Das Geschäftshaus Börsenstraße 2–4 (auch Siegmund-Strauss-Haus) am Rathenauplatz in der Innenstadt von Frankfurt am Main wurde 1911 bis 1913 im Stil des Neoklassizismus nach Plänen der Architekten Wilhelm Schmitt und Hermann Ritter d. Ä. erbaut. Es ist ein denkmalgeschütztes Kulturdenkmal. Zuvor hatte sich hier das Comoedienhaus befunden, von 1782 bis 1902 erstes städtisches Theater Frankfurts.

Der Bauherr war der Spitzen- und Tüllgroßhändler Sigmund Strauss (* 5. Oktober 1868 in Lohrhaupten; † 19. Dezember 1942 in Theresienstadt), der am 15. September 1942 zusammen mit seiner Frau nach Theresienstadt deportiert wurde und dort verstarb.[1] Seine Frau Anne Louise, geb. Dessauer (* 21. Mai 1876; † 16. Mai 1944 in Auschwitz), wurde im KZ Auschwitz ermordet. 1940 hatten sie einen Ausreiseantrag nach Shanghai gestellt, konnten diesen aber nicht umsetzen. Zwangsweise hatten sie ab Januar 1942 in einem Zimmer in der Fichtestraße 7 gewohnt, danach in einem „Judenhaus“, in dem Juden vor ihrer Deportation lebten.

Das Ehepaar Strauss hatte zwei Kinder: die Tochter Leni Maria Pappe, geb.

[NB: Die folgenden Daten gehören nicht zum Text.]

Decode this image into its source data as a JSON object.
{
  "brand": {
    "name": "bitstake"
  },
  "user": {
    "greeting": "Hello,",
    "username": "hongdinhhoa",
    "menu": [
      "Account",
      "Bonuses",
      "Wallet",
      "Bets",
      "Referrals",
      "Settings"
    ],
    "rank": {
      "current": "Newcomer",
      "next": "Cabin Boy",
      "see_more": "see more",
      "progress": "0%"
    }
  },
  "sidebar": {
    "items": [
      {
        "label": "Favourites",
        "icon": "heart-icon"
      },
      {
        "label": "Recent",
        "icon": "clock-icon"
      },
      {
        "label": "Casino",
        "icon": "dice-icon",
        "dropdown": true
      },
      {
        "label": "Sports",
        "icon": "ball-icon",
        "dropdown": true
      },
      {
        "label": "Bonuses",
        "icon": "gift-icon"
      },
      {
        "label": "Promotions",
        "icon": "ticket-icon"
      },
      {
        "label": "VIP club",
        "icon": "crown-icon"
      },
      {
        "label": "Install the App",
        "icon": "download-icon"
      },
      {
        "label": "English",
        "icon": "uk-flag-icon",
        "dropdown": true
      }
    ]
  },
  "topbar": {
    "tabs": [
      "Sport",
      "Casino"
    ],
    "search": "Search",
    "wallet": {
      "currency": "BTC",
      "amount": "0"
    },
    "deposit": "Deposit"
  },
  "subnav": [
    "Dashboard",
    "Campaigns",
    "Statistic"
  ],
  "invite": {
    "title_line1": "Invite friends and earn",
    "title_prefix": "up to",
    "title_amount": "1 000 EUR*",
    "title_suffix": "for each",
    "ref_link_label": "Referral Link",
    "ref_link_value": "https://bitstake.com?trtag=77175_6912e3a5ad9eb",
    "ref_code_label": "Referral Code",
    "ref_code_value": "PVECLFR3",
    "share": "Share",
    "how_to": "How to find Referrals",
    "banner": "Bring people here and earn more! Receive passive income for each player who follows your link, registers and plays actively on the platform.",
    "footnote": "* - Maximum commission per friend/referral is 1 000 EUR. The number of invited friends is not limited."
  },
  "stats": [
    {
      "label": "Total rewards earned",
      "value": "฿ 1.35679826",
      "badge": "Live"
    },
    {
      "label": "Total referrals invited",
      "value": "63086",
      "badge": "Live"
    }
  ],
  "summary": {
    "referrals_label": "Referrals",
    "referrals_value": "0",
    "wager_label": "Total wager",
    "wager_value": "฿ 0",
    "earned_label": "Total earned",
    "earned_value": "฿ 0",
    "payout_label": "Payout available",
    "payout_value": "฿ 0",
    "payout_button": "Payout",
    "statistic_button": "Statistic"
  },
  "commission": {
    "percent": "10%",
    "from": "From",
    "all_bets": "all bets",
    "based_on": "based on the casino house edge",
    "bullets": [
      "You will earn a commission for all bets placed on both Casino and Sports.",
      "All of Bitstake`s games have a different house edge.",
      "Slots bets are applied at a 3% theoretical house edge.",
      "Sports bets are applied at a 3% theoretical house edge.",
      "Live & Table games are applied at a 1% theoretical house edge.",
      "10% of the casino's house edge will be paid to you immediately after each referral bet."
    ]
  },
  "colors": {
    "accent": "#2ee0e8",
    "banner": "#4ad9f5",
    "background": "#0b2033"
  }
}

Strauss (* 2. April 1908 in Frankfurt am Main), der die Flucht gelang und die nach dem Zweiten Weltkrieg in Israel lebte, und einen Sohn (* 1904 in Frankfurt am Main), der 1933 flüchtete.

Seit seiner Jugend lebte Siegmund Strauss mit seiner Familie in Frankfurt. Er war seit 1912 über 30 Jahre als Generalvertreter der Gummifabrik „Etablissements Hutchison (Compagnie Nationale du Caoutchouc)“ tätig. In den Jahren 1928 bis etwa 1934 hatte er seinen Geschäftssitz der Taunusstraße 45, dann in der Schillerstraße 30. Am 5. Dezember 1938 erfolgte die steuerliche Abmeldung der Firma „Siegmund Strauss. Handel mit Gummiwaren und Celluloidwaren“. Nach seiner Verdrängung benannten die Nationalsozialisten das Siegmund-Strauss-Haus in Adolf-Hitler-Haus um. Es wurde Sitz der Gauleitung des NS-Gau Hessen-Nassau.[2]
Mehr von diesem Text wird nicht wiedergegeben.